Portable Medical Machine Vision
For high-volume applications such as portable blood analysis, market scale lends itself to a fully optimized embedded solution.

“We’ve essentially miniaturized blood analysis to a handheld portable device form factor for one of our customers,” says Prolucid’s Bachert. “The solution uses a Zynq processor with dual-ARM process plus FPGA array. We were able to port the sensor output directly to the FPGA for preprocessing, and then move the filtered data to one of the ARM cores for high-level image processing. The final ARM core provides application logic.”

In cases like this, Prolucid typically works with the customer to develop the prototype, but for the highest-volume applications, if often makes sense to take 100 percent of the product development in-house. 

To help differentiate between when it makes sense for customers to codevelop versus depend exclusively on the integrator, Bachert mentions optical coherence tomography (OCT) or magnetic resonance imaging (MRI) systems as examples.

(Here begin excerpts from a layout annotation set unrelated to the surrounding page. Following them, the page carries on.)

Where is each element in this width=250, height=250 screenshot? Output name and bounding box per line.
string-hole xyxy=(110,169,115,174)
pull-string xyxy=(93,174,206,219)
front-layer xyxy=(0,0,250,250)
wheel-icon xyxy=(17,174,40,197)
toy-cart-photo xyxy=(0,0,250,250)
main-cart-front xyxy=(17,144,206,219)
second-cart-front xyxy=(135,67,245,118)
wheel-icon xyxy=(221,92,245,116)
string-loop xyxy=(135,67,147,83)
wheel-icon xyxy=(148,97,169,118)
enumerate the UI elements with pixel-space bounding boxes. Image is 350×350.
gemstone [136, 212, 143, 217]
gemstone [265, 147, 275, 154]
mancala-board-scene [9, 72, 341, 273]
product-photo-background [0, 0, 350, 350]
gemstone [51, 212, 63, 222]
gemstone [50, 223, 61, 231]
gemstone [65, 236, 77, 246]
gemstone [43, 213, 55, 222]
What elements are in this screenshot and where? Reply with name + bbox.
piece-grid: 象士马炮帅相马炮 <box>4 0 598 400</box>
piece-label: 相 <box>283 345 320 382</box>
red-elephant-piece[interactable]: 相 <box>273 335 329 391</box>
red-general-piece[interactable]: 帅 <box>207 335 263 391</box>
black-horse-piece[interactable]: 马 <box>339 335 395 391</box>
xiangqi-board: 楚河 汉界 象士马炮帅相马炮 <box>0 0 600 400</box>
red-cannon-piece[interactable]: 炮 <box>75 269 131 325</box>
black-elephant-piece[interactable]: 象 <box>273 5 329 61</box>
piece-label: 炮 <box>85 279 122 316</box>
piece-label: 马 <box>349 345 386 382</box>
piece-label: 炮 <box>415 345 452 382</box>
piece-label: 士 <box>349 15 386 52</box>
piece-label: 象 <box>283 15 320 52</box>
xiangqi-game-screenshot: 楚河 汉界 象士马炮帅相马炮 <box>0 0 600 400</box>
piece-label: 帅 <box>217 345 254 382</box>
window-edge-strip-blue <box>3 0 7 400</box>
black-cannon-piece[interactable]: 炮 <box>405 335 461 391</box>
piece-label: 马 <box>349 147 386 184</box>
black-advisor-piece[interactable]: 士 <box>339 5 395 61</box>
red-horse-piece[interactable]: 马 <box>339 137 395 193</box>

“The customer understands their application really well in the clinical environment,” Bachert says. “But they’re not always experts in device and data, security, or communication protocol, and a lot of times they’re not strong on the core-application development side, either. Customers need to know what their core IP is and decide if they have the skills to supervise specialists in other disciplines or not. Many times, we’ll develop the platform, but the customer keeps the core IP and integrates that last step themselves.”